Danışmanlar, halk arasında çoğu zaman eğlenti konusu olur. Çoğu danışmanın doğup büyüdüğü, yaşadığı bir çevre var. Tanıdıkları, onun yeteneklerini, bilgi birikimini, uzmanlık alanlarını bilir. Hiç umulmadık bir anda yüksek bir kapıya danışman olan kişi için tanıdıkları: “Bu kişiye acaba ne danışılıyor?” diye sormaktalar birbirlerine. Bu da bu kişinin danışman olacak düzeyde biri olmadığını anlatan çok güzel bir soru.

Yukarıda anlattığımız gibi danışmanların çoğu ilgili kişinin ayak işlerini yapmak için koşturmaktalar. Halk arasında bu işleri yapan kişiye ayakçı, ayakçının yaptığı işe de ayakçılık denmekte. Böylece “danışmanlık” sözcüğünün içeriği boşaltılmakta, anlamı değersizleştirilmekte.

Günümüz siyasetçileri, ülkemizin bütün değerlerine zarar vermekteler. Dilimizi yozlaştırmaktalar. Birçok sözcüğümüzün anlamı tersyüz edilmekte ne yazık ki.

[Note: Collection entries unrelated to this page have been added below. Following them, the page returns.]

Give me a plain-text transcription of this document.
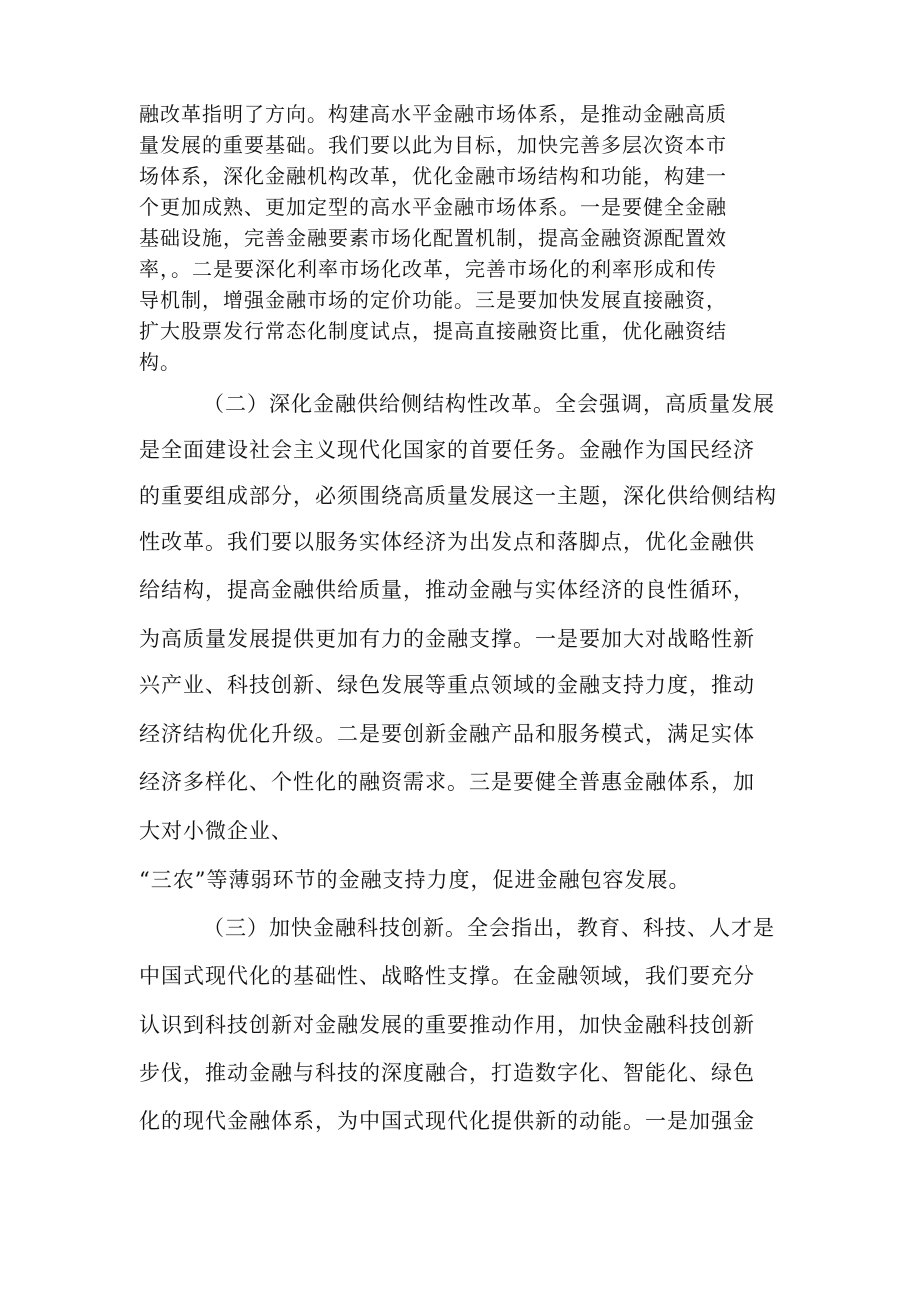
融改革指明了方向。构建高水平金融市场体系，是推动金融高质
量发展的重要基础。我们要以此为目标，加快完善多层次资本市
场体系，深化金融机构改革，优化金融市场结构和功能，构建一
个更加成熟、更加定型的高水平金融市场体系。一是要健全金融
基础设施，完善金融要素市场化配置机制，提高金融资源配置效
率，。二是要深化利率市场化改革，完善市场化的利率形成和传
导机制，增强金融市场的定价功能。三是要加快发展直接融资，
扩大股票发行常态化制度试点，提高直接融资比重，优化融资结
构。
（二）深化金融供给侧结构性改革。全会强调，高质量发展
是全面建设社会主义现代化国家的首要任务。金融作为国民经济
的重要组成部分，必须围绕高质量发展这一主题，深化供给侧结构
性改革。我们要以服务实体经济为出发点和落脚点，优化金融供
给结构，提高金融供给质量，推动金融与实体经济的良性循环，
为高质量发展提供更加有力的金融支撑。一是要加大对战略性新
兴产业、科技创新、绿色发展等重点领域的金融支持力度，推动
经济结构优化升级。二是要创新金融产品和服务模式，满足实体
经济多样化、个性化的融资需求。三是要健全普惠金融体系，加
大对小微企业、
“三农”等薄弱环节的金融支持力度，促进金融包容发展。
（三）加快金融科技创新。全会指出，教育、科技、人才是
中国式现代化的基础性、战略性支撑。在金融领域，我们要充分
认识到科技创新对金融发展的重要推动作用，加快金融科技创新
步伐，推动金融与科技的深度融合，打造数字化、智能化、绿色
化的现代金融体系，为中国式现代化提供新的动能。一是加强金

“Danışan dağı aşmış, danışmayanın yolu şaşmış.” diye bir atasözümüz var. Acaba kaç devlet yöneticisinin, siyasal parti liderinin duvarında yazılıdır bu söz? Ülkemizin dağ gibi sorunları var. Ne yazık ki bu sorunlara çözüm üretememekte hem iktidar hem de muhalefet. Yetkin danışmanlara ve tarihe danışılmadığından yolları şaşmış. Sabahtan akşama dek boş tartışmalar, söz atmalarla zaman geçirip halkı uyutmaktalar.

Yöneticilerin danışman adı altında ayakçılara değil, gerçek danışmanlara gereksinimleri var. Gereksiz yere ülke kaynaklarını boş yere harcamayıp yoksul halkın parasını eşe dosta ulufe gibi dağıtmasınlar. Öncelikle danışmanlar, “Hayır!” diyebilecek yürekli kişiler olmalı. Zaten yüreksiz adamdan ne olur ki?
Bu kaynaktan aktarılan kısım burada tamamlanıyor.